On trouve chez le pape Paul VI une attitude similaire. Le 21 juin 1972, lors d’une audience générale, il révélait une partie de ses notes personnelles :
Peut-être que le Seigneur m’a appelé à ce service [la papauté] non pas pour que j’aie quelque aptitude pour cela, ou pour que je puisse gouverner et sauver l’Église de ses difficultés actuelles [nous soulignons], mais pour que je puisse souffrir quelque chose pour l’Église, et faire comprendre que c’est Lui, et non les autres, qui la guide et la sauve.
Romano Amerio, l’auteur du fameux livre Iota Unum sur la crise de l’Eglise, qualifie cet aveu d’« exorbitant » : Dieu l’aurait appelé à la fonction papale mais pas pour qu’il gouverne. Amerio montre que Paul VI ne s’est pas contenté de ces étranges propos mais qu’il a souvent renoncé à faire acte d’autorité devant les nombreuses déviances graves qui ont jalonné son pontificat.
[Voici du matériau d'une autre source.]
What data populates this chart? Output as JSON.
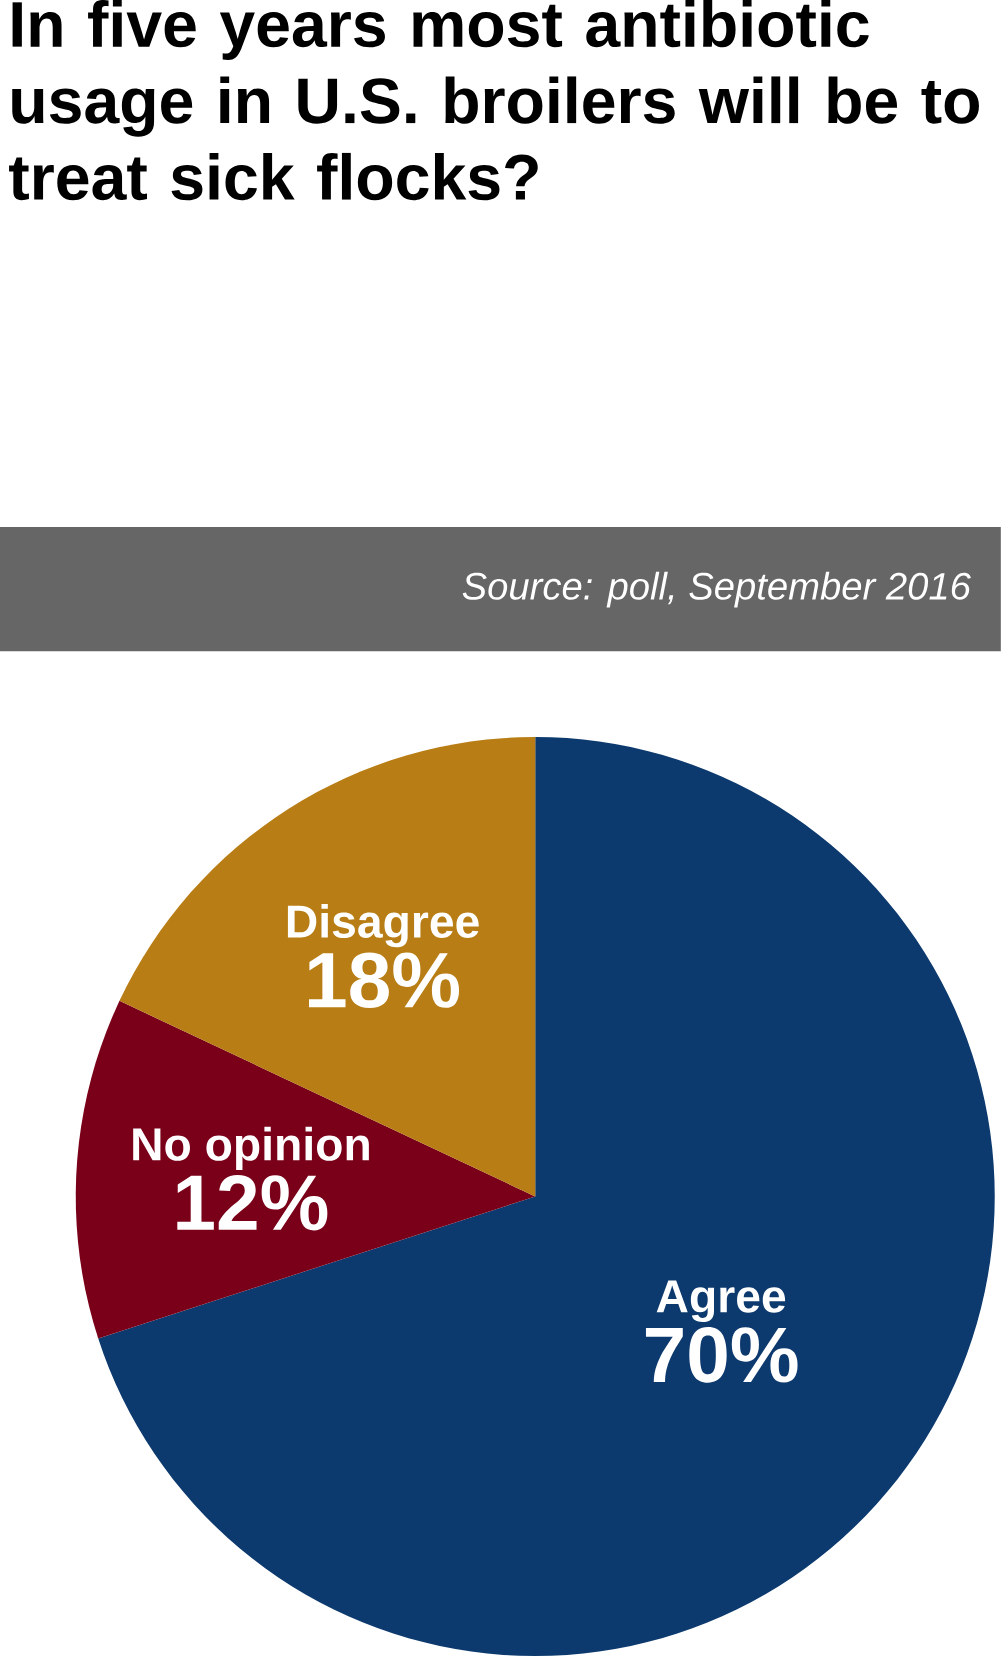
{
  "chart_data": {
    "type": "pie",
    "title": "In five years most antibiotic usage in U.S. broilers will be to treat sick flocks?",
    "annotations": [
      "Source: poll, September 2016"
    ],
    "categories": [
      "Agree",
      "No opinion",
      "Disagree"
    ],
    "values": [
      70,
      12,
      18
    ],
    "colors": [
      "#0d3a6e",
      "#7a0019",
      "#b87d14"
    ],
    "value_labels": [
      "70%",
      "12%",
      "18%"
    ]
  }
}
A sa fonction publique de pasteur suprême, le pape substituait ainsi une vertu personnelle : souffrir plutôt que commander. Comme si un père de famille se mettait à déserter son rôle pour exclusivement souffrir les difficultés de sa famille. Difficultés qui ne manqueront d’ailleurs pas de survenir précisément parce que le père abandonne sa fonction. Paul VI cherchait ainsi à « sauver l’Eglise » non par son action mais par sa souffrance… elle-même due en partie à son inaction.
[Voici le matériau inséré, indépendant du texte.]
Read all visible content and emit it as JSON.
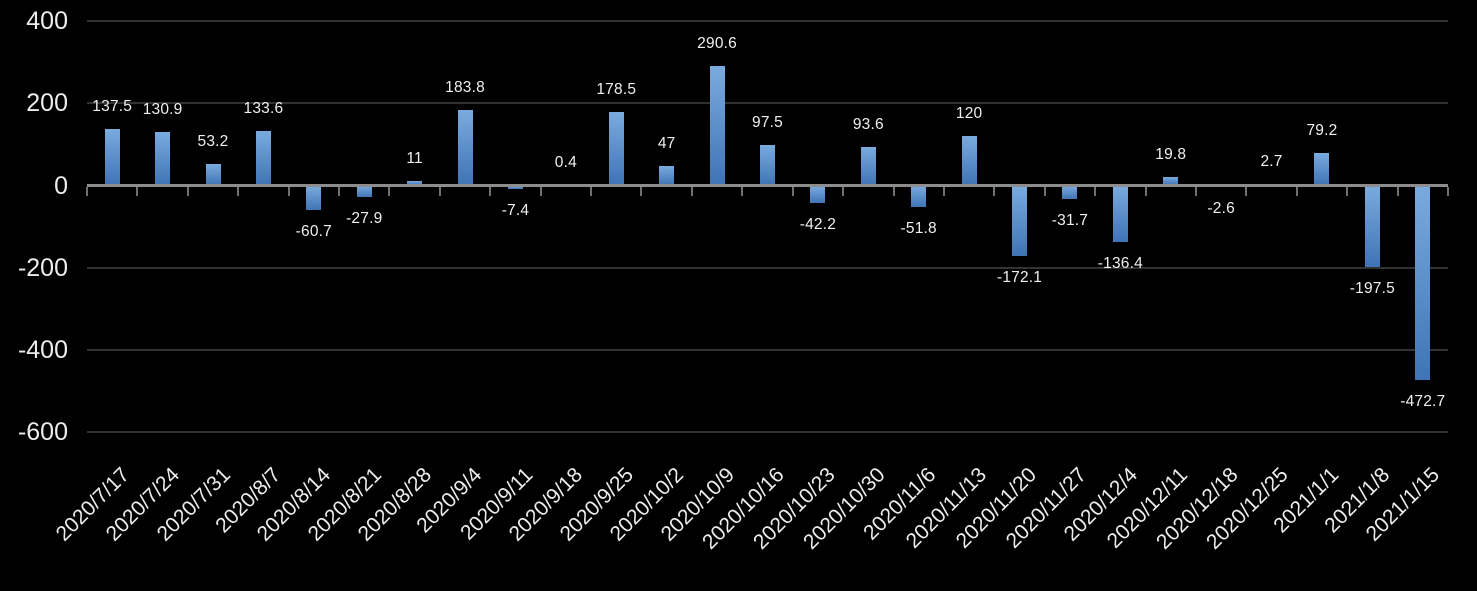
{
  "chart_data": {
    "type": "bar",
    "title": "",
    "xlabel": "",
    "ylabel": "",
    "categories": [
      "2020/7/17",
      "2020/7/24",
      "2020/7/31",
      "2020/8/7",
      "2020/8/14",
      "2020/8/21",
      "2020/8/28",
      "2020/9/4",
      "2020/9/11",
      "2020/9/18",
      "2020/9/25",
      "2020/10/2",
      "2020/10/9",
      "2020/10/16",
      "2020/10/23",
      "2020/10/30",
      "2020/11/6",
      "2020/11/13",
      "2020/11/20",
      "2020/11/27",
      "2020/12/4",
      "2020/12/11",
      "2020/12/18",
      "2020/12/25",
      "2021/1/1",
      "2021/1/8",
      "2021/1/15"
    ],
    "values": [
      137.5,
      130.9,
      53.2,
      133.6,
      -60.7,
      -27.9,
      11,
      183.8,
      -7.4,
      0.4,
      178.5,
      47,
      290.6,
      97.5,
      -42.2,
      93.6,
      -51.8,
      120,
      -172.1,
      -31.7,
      -136.4,
      19.8,
      -2.6,
      2.7,
      79.2,
      -197.5,
      -472.7
    ],
    "data_labels_visible": true,
    "y_ticks": [
      400,
      200,
      0,
      -200,
      -400,
      -600
    ],
    "ylim": [
      -600,
      400
    ],
    "grid": "horizontal",
    "legend": "none",
    "colors": {
      "background": "#000000",
      "bar_gradient_top": "#7aabdf",
      "bar_gradient_bottom": "#3f74b5",
      "gridline": "#323232",
      "axis_line": "#8d8d8d",
      "axis_tick": "#707070",
      "axis_text": "#ececec",
      "data_label_text": "#f0f0f0"
    }
  }
}
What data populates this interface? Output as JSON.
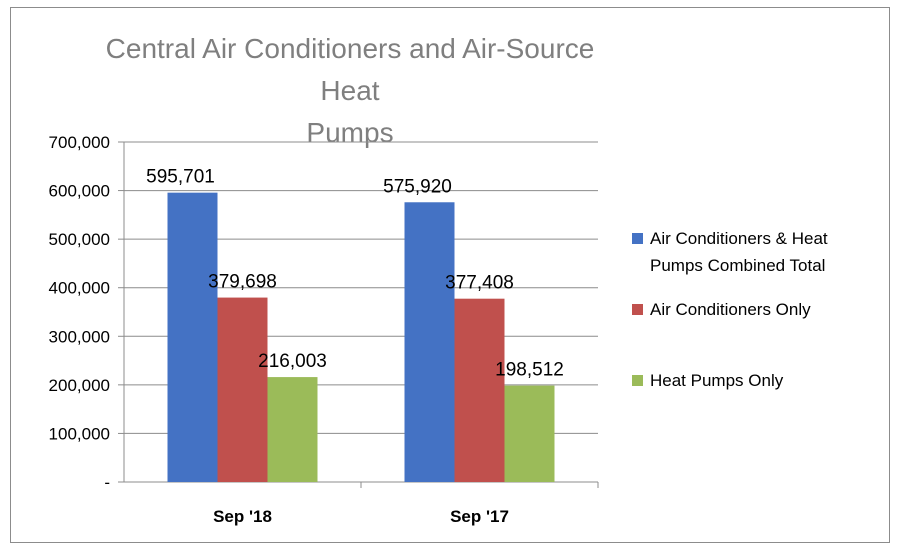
{
  "chart_data": {
    "type": "bar",
    "title": "Central Air Conditioners and Air-Source Heat Pumps",
    "title_lines": [
      "Central Air Conditioners and Air-Source Heat",
      "Pumps"
    ],
    "categories": [
      "Sep '18",
      "Sep '17"
    ],
    "series": [
      {
        "name": "Air Conditioners & Heat Pumps Combined Total",
        "name_lines": [
          "Air Conditioners & Heat",
          "Pumps Combined Total"
        ],
        "values": [
          595701,
          575920
        ],
        "labels": [
          "595,701",
          "575,920"
        ],
        "color": "#4472c4"
      },
      {
        "name": "Air Conditioners Only",
        "name_lines": [
          "Air Conditioners Only"
        ],
        "values": [
          379698,
          377408
        ],
        "labels": [
          "379,698",
          "377,408"
        ],
        "color": "#c0504d"
      },
      {
        "name": "Heat Pumps Only",
        "name_lines": [
          "Heat Pumps Only"
        ],
        "values": [
          216003,
          198512
        ],
        "labels": [
          "216,003",
          "198,512"
        ],
        "color": "#9bbb59"
      }
    ],
    "yticks": [
      {
        "value": 0,
        "label": "-"
      },
      {
        "value": 100000,
        "label": "100,000"
      },
      {
        "value": 200000,
        "label": "200,000"
      },
      {
        "value": 300000,
        "label": "300,000"
      },
      {
        "value": 400000,
        "label": "400,000"
      },
      {
        "value": 500000,
        "label": "500,000"
      },
      {
        "value": 600000,
        "label": "600,000"
      },
      {
        "value": 700000,
        "label": "700,000"
      }
    ],
    "ylim": [
      0,
      700000
    ],
    "grid": true,
    "legend_position": "right",
    "xlabel": "",
    "ylabel": ""
  },
  "colors": {
    "title": "#7f7f7f",
    "gridline": "#8c8c8c",
    "axis": "#8c8c8c"
  }
}
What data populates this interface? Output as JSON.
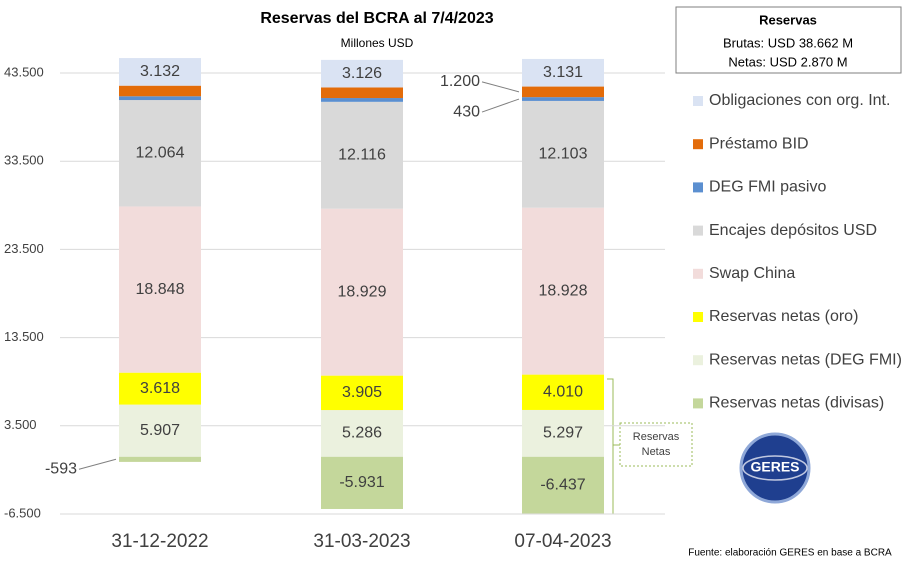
{
  "chart_data": {
    "type": "stacked-bar",
    "title": "Reservas del BCRA al 7/4/2023",
    "subtitle": "Millones USD",
    "categories": [
      "31-12-2022",
      "31-03-2023",
      "07-04-2023"
    ],
    "ylim": [
      -6500,
      46000
    ],
    "yticks": [
      {
        "value": -6500,
        "label": "-6.500"
      },
      {
        "value": 3500,
        "label": "3.500"
      },
      {
        "value": 13500,
        "label": "13.500"
      },
      {
        "value": 23500,
        "label": "23.500"
      },
      {
        "value": 33500,
        "label": "33.500"
      },
      {
        "value": 43500,
        "label": "43.500"
      }
    ],
    "grid": true,
    "legend": "right",
    "series": [
      {
        "name": "Obligaciones con org. Int.",
        "color": "#dae3f3",
        "values": [
          3132,
          3126,
          3131
        ],
        "value_labels": [
          "3.132",
          "3.126",
          "3.131"
        ]
      },
      {
        "name": "Préstamo BID",
        "color": "#e36c0a",
        "values": [
          1200,
          1200,
          1200
        ],
        "value_labels": [
          null,
          null,
          "1.200"
        ]
      },
      {
        "name": "DEG FMI pasivo",
        "color": "#5b8fd0",
        "values": [
          430,
          430,
          430
        ],
        "value_labels": [
          null,
          null,
          "430"
        ]
      },
      {
        "name": "Encajes depósitos USD",
        "color": "#d9d9d9",
        "values": [
          12064,
          12116,
          12103
        ],
        "value_labels": [
          "12.064",
          "12.116",
          "12.103"
        ]
      },
      {
        "name": "Swap China",
        "color": "#f2dcdb",
        "values": [
          18848,
          18929,
          18928
        ],
        "value_labels": [
          "18.848",
          "18.929",
          "18.928"
        ]
      },
      {
        "name": "Reservas netas (oro)",
        "color": "#ffff00",
        "values": [
          3618,
          3905,
          4010
        ],
        "value_labels": [
          "3.618",
          "3.905",
          "4.010"
        ]
      },
      {
        "name": "Reservas netas (DEG FMI)",
        "color": "#ebf1de",
        "values": [
          5907,
          5286,
          5297
        ],
        "value_labels": [
          "5.907",
          "5.286",
          "5.297"
        ]
      },
      {
        "name": "Reservas netas (divisas)",
        "color": "#c4d79b",
        "values": [
          -593,
          -5931,
          -6437
        ],
        "value_labels": [
          "-593",
          "-5.931",
          "-6.437"
        ]
      }
    ],
    "info_box": {
      "title": "Reservas",
      "lines": [
        "Brutas: USD 38.662 M",
        "Netas: USD 2.870 M"
      ]
    },
    "annotation": "Reservas Netas",
    "logo_text": "GERES",
    "source": "Fuente: elaboración GERES en base a BCRA"
  }
}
Certes, le cas de Paul VI présente une différence de taille par rapport aux prêtres de paroisse : celui-là est dépositaire de l’autorité suprême et donc libre de ses actes, ceux-ci sont empêchés par leur hiérarchie. La question devient donc celle-ci : ne faut-il pas accepter une condamnation, même injuste, avec humilité sans s’opposer ? Saint Thomas d’Aquin lui-même semble l’affirmer [1]. Mieux encore, Notre-Seigneur n’a‑t-il pas affirmé : « Je vous dis de ne point résister au méchant ; mais si quelqu’un t’a frappé sur ta joue droite, présente-lui encore l’autre » (St Matthieu V, 39). N’est-ce pas là le plus méritoire ?
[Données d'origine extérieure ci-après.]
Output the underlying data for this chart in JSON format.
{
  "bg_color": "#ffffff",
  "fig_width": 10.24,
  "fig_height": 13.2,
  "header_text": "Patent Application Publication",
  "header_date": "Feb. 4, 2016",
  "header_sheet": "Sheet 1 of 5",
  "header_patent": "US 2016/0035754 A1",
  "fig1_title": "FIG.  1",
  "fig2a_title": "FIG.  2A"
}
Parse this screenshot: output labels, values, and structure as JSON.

Bien personnel et bien commun
Il y aurait une grave erreur à appliquer cela à notre cas, car les passages cités envisagent une condamnation personnelle. Il est certes méritoire de tendre l’autre joue à celui qui nous insulte personnellement. En revanche on ne doit pas tendre la joue d’un autre qui est insulté ! Celui qui, voyant sa mère insultée, lui fait tendre l’autre joue de force n’agit évidemment pas en chrétien mais en impie ! Ainsi de notre mère l’Eglise : quand elle est insultée, il est non seulement légitime de la défendre, mais c’est même un devoir. Et ainsi du prêtre qui se voit condamné parce qu’il prêche la foi catholique : ce n’est plus lui qui est visé mais c’est la foi catholique. Ce n’est plus une question de bien personnel, mais une question de bien commun, du salut des âmes.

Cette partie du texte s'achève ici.